• Review: Two Chapbooks

    Spencer Hupp


    Assistant Editor Spencer Hupp discusses two new chapbooks by poets Carl Phillips and Khaled Mattawa.

    Khaled Mattawa’s newest release is a chapbook called Mare Nostrum, “our sea” in Latin. Fitting, as the poems here so often have a tidal effect, a weird grace and gravity, prone to calm eyed clarity and delayed resolutions. Consider “Psalm Under Siege” (a title shared by two poems in the collection) and how it motors from violence (“Speak the jet fighter’s contrails // its screech and roar of barrel bombs”) to the brief sanity of quiet:

    Reeds shoot up from its shores,
    sununu hop in between, chirping
    when the shellings pause

    One might hear in it Wallace Stevens’s “Autumn Refrain” where the “Skreak and skritter of evening gone / And grackles gone and sorrows of the sun” echoes in the “screech and roar of barrel bombs,” twinning the horror of civilian airstrikes to the fact of time and a day’s ending. The relief of the regular is deferred in this collection, a fact that’s rendered architecturally. “With Lines Taken from Walt Whitman” closes thus:

    Whatever the bids of the bidders,
    none of your brothers
    will exceed a 100 quid.

    Here, Mattawa’s speaker delays the implied, anticipated rhyme for “bidders”; a sonic match exists somewhere between “brothers” and “quid,” but the rhyme rings incomplete in both. Such deferral helps Mattawa to exploit rhyme’s ambiguities, to set his subjects’ specificity against the easy satisfactions of and generalizations implicit in the expected.

    This formal acuity is thus in service to Mattawa’s larger project, which is to name places and peoples back into being. His poems, in large part, are of the greater Arab world—Mattawa himself is of Libyan extraction—and occupy such spaces as “locust-ravaged Iblid” in Syria, and Alexandria, Egypt, “the bride of the Med.” These places are too much in time, their antiquity increasingly at odds with the present. “Qassida to the Statue of Sappho in Mytelini” asks its subject:

    Why do your eyes glare
    your stone body dim,
    a paper lamp trembling in the breeze?

    Sappho’s statue, “lifeless . . . dim,” contrasts with the light and potential of the airborne paper lamp, such that the statue forgets itself; here, the lamp is more poet than Sappho.
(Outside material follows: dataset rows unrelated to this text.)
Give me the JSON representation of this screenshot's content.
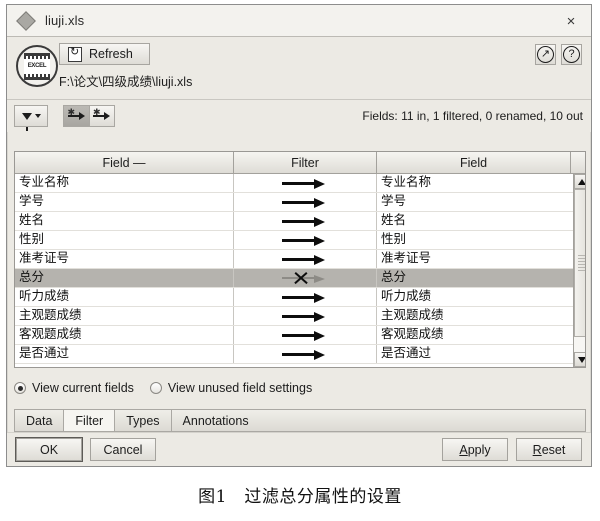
{
  "window": {
    "title": "liuji.xls",
    "title_icon": "diamond-icon",
    "close_label": "×"
  },
  "source": {
    "refresh_label": "Refresh",
    "refresh_icon": "refresh-icon",
    "app_icon": "excel-icon",
    "app_icon_text": "EXCEL",
    "file_path": "F:\\论文\\四级成绩\\liuji.xls",
    "expand_icon": "expand-arrow-icon",
    "help_icon": "help-question-icon"
  },
  "toolbar": {
    "funnel_icon": "filter-funnel-icon",
    "caret_icon": "chevron-down-icon",
    "keep_icon": "arrow-keep-icon",
    "drop_icon": "arrow-drop-icon",
    "fields_status": "Fields: 11 in, 1 filtered, 0 renamed, 10 out"
  },
  "table": {
    "headers": [
      "Field —",
      "Filter",
      "Field"
    ],
    "rows": [
      {
        "field_in": "专业名称",
        "filter": "pass",
        "field_out": "专业名称",
        "selected": false
      },
      {
        "field_in": "学号",
        "filter": "pass",
        "field_out": "学号",
        "selected": false
      },
      {
        "field_in": "姓名",
        "filter": "pass",
        "field_out": "姓名",
        "selected": false
      },
      {
        "field_in": "性别",
        "filter": "pass",
        "field_out": "性别",
        "selected": false
      },
      {
        "field_in": "准考证号",
        "filter": "pass",
        "field_out": "准考证号",
        "selected": false
      },
      {
        "field_in": "总分",
        "filter": "blocked",
        "field_out": "总分",
        "selected": true
      },
      {
        "field_in": "听力成绩",
        "filter": "pass",
        "field_out": "听力成绩",
        "selected": false
      },
      {
        "field_in": "主观题成绩",
        "filter": "pass",
        "field_out": "主观题成绩",
        "selected": false
      },
      {
        "field_in": "客观题成绩",
        "filter": "pass",
        "field_out": "客观题成绩",
        "selected": false
      },
      {
        "field_in": "是否通过",
        "filter": "pass",
        "field_out": "是否通过",
        "selected": false
      }
    ]
  },
  "view_options": [
    {
      "label": "View current fields",
      "selected": true
    },
    {
      "label": "View unused field settings",
      "selected": false
    }
  ],
  "tabs": [
    {
      "label": "Data",
      "active": false
    },
    {
      "label": "Filter",
      "active": true
    },
    {
      "label": "Types",
      "active": false
    },
    {
      "label": "Annotations",
      "active": false
    }
  ],
  "buttons": {
    "ok": "OK",
    "cancel": "Cancel",
    "apply_mnemonic": "A",
    "apply_rest": "pply",
    "reset_mnemonic": "R",
    "reset_rest": "eset"
  },
  "caption": "图1　过滤总分属性的设置",
  "colors": {
    "dialog_bg": "#eceae4",
    "title_bg": "#f3f2ee",
    "selection": "#b5b3ae",
    "text": "#1c1c1c"
  }
}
This poem is, however paradoxically, an attempt against erasure, a half-cure to those for whom “no rescue / could pause time grating at their memories.” Time, trauma, and dislocation will take their toll. This poem gives the conditional hope of one “glad to be home again, not quite at ease.” Home is home as ever, and always complicated. Mattawa wrangles some needed grace from those gaps and complications, but knows it’s not quite enough. That honest hesitation, the double-bind of futility, is quietly dignified, but never resigned. This book has a fully human writer at his most humane.
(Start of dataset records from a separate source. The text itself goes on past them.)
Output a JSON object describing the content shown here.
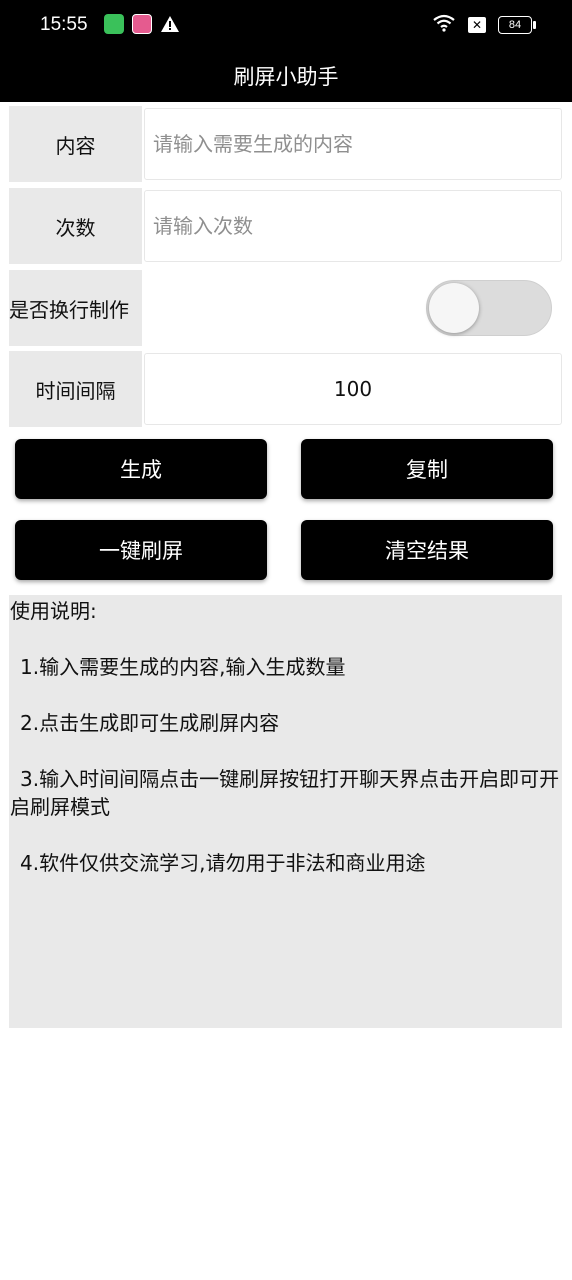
{
  "status_bar": {
    "time": "15:55",
    "battery": "84",
    "sim_label": "✕"
  },
  "title": "刷屏小助手",
  "form": {
    "content": {
      "label": "内容",
      "placeholder": "请输入需要生成的内容",
      "value": ""
    },
    "count": {
      "label": "次数",
      "placeholder": "请输入次数",
      "value": ""
    },
    "newline": {
      "label": "是否换行制作",
      "enabled": false
    },
    "interval": {
      "label": "时间间隔",
      "value": "100"
    }
  },
  "buttons": {
    "generate": "生成",
    "copy": "复制",
    "one_click": "一键刷屏",
    "clear": "清空结果"
  },
  "instructions": {
    "title": "使用说明:",
    "items": [
      " 1.输入需要生成的内容,输入生成数量",
      " 2.点击生成即可生成刷屏内容",
      " 3.输入时间间隔点击一键刷屏按钮打开聊天界点击开启即可开启刷屏模式",
      " 4.软件仅供交流学习,请勿用于非法和商业用途"
    ]
  },
  "colors": {
    "bar": "#000000",
    "label_bg": "#e9e9e9",
    "button_bg": "#000000",
    "toggle_track": "#dcdcdc"
  }
}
    Carl Phillips’s Star Map with Action Figures is a triumph of the sentence. I can think of few better than this from the close of “To Lie Down, to Wear Nothing at All”: “Almost lavender, the captain’s eyes are, in this light.” By delaying the subject, “the captain’s eyes,” initial emphasis falls on “lavender,” its shade and smell, allowing a sly sensory detonation. Phillips’s sentences more often unspool slowly, as in “We Turn Here,” where a single sentence settles the poem’s eight lines in seven clauses, turning, as it were, through another seven keenly timed enjambments, “each wave eventually / indistinguishable from the wave before.” These poems and their author, however, don’t generalize. Rather, each poem retains—insists upon—its own syntax. They are therefore unrepentantly self-asserting; every one declares its separate construction.

    These poems also ring with ample music. Two sentences from “And Swept All Visible Signs Away”—“I think. / I am stirred, I’m stir-able, I’m a wind-stirred thing”—prove both the power of syntactic contrast (a two-word sentence depends on one that rewrites itself three times) and that of phonetic resonance, how “stirred” attaches to both “able” and “wind,” how “think” echoes in “thing.” That revision is a self-assertion as well that the speaker may change, that what he says may be more than one of the same thing at once.
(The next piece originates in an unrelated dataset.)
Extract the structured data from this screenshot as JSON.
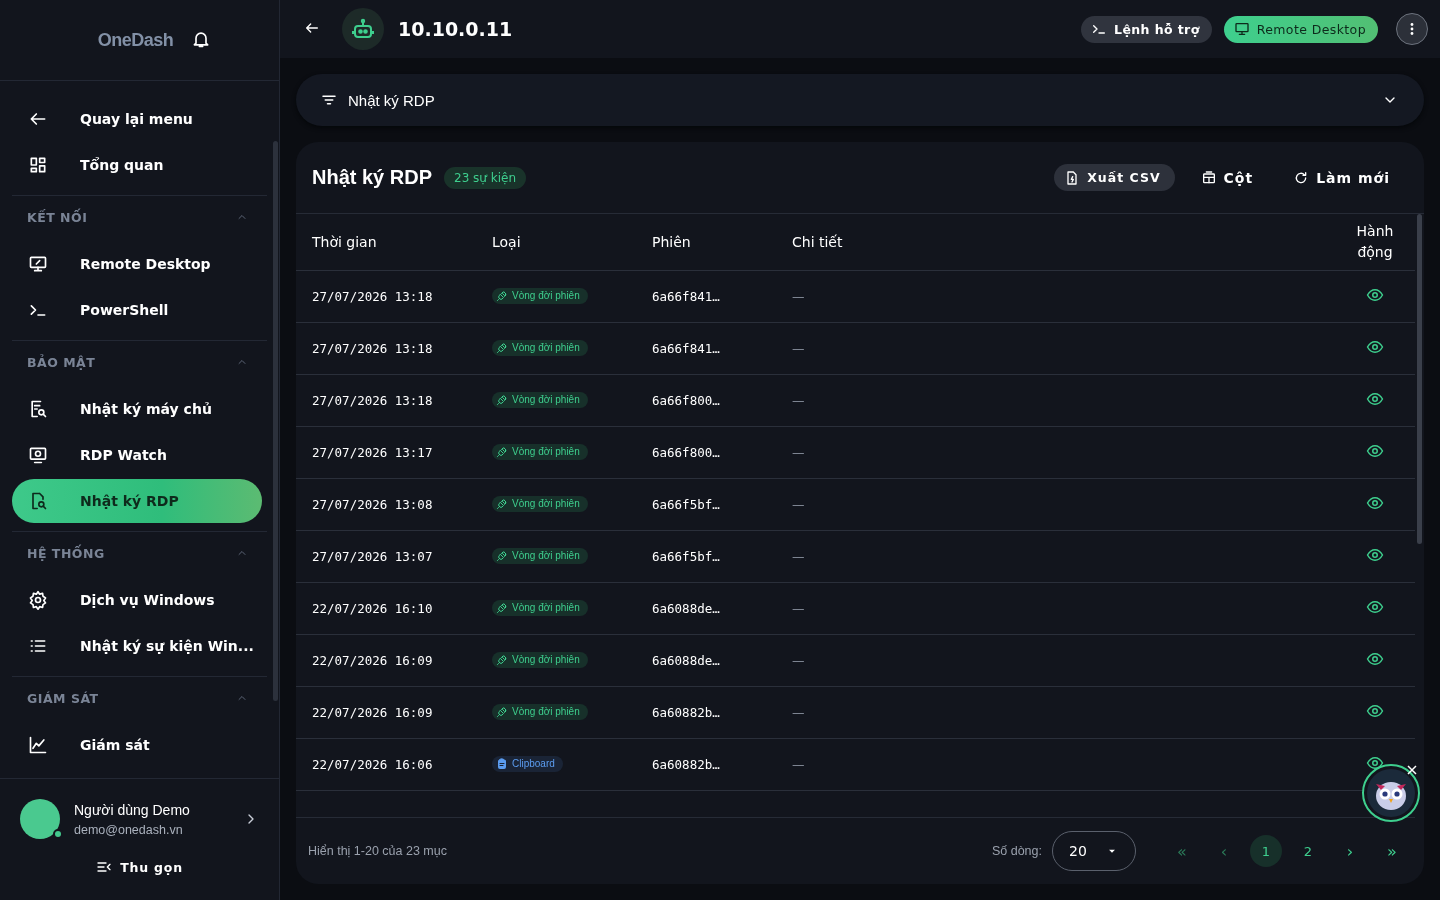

    I’m rarely moved more than I was by “Wake Up” and its fantasy of loss. It opens on a “road down from everything even you had hardly dared / to hope for,” and then a falconer loses his falcon. The route is Dante into Yeats, but the effect is pure Phillips, whose speaker winds up in a half-lit cathedral where the “weight of grief over what’s lost” contends with “the shadow of what’s lost”; the knowledge of grief, and grief’s effect, are separate things. He allows those things to exist and breathe on their own, and meaningfully separates otherwise dependent categories. This fracturing of parts with an ear toward congruity is what makes an interesting sentence. The poem closes on one: “I have a story, the falcon says, seems to, the wings lifting, the feathers / rippling with a story’s parts—I have a story; I can’t wait to tell you.” Many poets write on memory, its desire and despair, but few writers write so well of it, and fewer still are able to successfully foster it toward not only narrative but also toward beauty, where it belongs.

    Spencer Hupp is a poet and critic from Little Rock, Arkansas. He currently lives in Baltimore and serves as a fellow in the Alexander Grass Humanities Institute at Johns Hopkins University, where he took his MFA in 2022. Hupp was an assistant editor at the Sewanee Review from 2017 to 2020.